Doña Carmen apretó mi mano tan fuerte que casi me dolió:

—¿Ves? Nunca hay que perder la fe.

Esa noche no pude dormir. Pensé en mis padres, en el orfanato, en todas las veces que quise rendirme. Pensé en doña Carmen y su amor maternal. ¿Y si no despertaba después de la operación? ¿Y si sí?

La mañana siguiente fue un torbellino: enfermeros corriendo, médicos revisando papeles, doña Carmen rezando en voz alta junto a mi cama.

—Pase lo que pase —me susurró antes de entrar al quirófano—, tú ya eres parte de mi familia.

La operación duró horas eternas. Cuando desperté, vi a doña Carmen llorando y riendo al mismo tiempo.

—¡Sobreviviste, mi niña! ¡Sobreviviste!

Lloramos juntas como nunca antes lo había hecho desde la muerte de mis padres.

Pasaron semanas antes de poder caminar otra vez. Doña Carmen estuvo conmigo cada día: me enseñó a tejer bufandas para los otros niños del hospital, me llevó afuera a ver cómo florecían los jacarandas en primavera y me presentó a su nieta Sofía, que se convirtió en mi mejor amiga.

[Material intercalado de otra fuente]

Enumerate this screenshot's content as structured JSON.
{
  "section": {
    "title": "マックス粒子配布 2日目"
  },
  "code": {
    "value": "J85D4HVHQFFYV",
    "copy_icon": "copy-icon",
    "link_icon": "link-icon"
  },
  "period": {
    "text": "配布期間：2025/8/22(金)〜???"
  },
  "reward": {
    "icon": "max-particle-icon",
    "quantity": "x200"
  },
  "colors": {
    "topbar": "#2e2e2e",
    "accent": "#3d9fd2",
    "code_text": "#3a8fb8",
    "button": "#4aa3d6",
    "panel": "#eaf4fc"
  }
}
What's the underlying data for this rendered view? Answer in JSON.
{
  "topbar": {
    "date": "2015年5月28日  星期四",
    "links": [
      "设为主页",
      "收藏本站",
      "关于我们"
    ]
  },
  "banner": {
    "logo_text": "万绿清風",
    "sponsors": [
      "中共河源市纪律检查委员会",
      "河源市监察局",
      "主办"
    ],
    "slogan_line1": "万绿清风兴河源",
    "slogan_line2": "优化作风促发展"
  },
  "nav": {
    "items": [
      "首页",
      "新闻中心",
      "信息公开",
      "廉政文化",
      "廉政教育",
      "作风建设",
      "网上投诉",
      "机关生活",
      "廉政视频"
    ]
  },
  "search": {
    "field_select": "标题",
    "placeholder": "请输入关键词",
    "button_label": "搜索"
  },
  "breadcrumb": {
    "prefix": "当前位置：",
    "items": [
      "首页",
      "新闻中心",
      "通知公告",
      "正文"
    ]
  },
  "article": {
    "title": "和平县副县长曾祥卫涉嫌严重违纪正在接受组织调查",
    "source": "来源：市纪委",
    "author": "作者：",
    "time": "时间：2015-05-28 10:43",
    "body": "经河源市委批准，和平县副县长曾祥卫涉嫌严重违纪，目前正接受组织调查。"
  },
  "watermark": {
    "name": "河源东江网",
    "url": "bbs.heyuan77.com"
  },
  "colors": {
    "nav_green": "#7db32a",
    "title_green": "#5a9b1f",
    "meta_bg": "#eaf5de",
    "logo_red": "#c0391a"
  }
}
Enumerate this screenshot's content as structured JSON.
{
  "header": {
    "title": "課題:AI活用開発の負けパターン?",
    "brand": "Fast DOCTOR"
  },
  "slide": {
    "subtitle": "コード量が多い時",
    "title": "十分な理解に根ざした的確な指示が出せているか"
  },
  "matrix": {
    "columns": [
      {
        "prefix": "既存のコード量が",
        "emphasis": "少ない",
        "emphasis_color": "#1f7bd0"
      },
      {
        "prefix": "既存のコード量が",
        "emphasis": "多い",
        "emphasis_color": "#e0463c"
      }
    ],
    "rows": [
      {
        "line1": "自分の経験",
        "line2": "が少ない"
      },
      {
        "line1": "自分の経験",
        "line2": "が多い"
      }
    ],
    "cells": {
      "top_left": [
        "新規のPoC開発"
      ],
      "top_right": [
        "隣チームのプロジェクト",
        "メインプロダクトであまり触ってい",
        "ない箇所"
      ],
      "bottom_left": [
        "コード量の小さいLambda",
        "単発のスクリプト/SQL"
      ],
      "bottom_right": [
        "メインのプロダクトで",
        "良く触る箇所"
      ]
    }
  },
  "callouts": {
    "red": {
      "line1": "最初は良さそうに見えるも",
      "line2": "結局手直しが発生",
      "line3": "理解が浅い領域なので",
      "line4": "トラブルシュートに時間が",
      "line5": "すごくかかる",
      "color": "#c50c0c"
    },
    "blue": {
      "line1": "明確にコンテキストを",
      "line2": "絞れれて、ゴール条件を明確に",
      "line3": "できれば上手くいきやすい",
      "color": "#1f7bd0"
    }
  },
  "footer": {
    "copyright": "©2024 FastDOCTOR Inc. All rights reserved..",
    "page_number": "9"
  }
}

El hospital seguía siendo pobre y caótico; los problemas no desaparecieron mágicamente. Pero yo ya no era la misma niña asustada y sola. Aprendí que la familia no siempre es de sangre; a veces es quien te cuida cuando más lo necesitas.

Cuando finalmente me dieron el alta, doña Carmen me abrazó fuerte:

—Ahora tienes dos casas: la mía y tu corazón valiente.

Hoy escribo esto desde su cocina, mientras ella prepara café y Sofía canta canciones viejas en la radio. A veces pienso en todo lo que perdí… pero también en todo lo que gané gracias al amor inesperado de una vieja enfermera.

¿Será que todos necesitamos una Carmen en nuestras vidas? ¿O será que todos podemos ser Carmen para alguien más?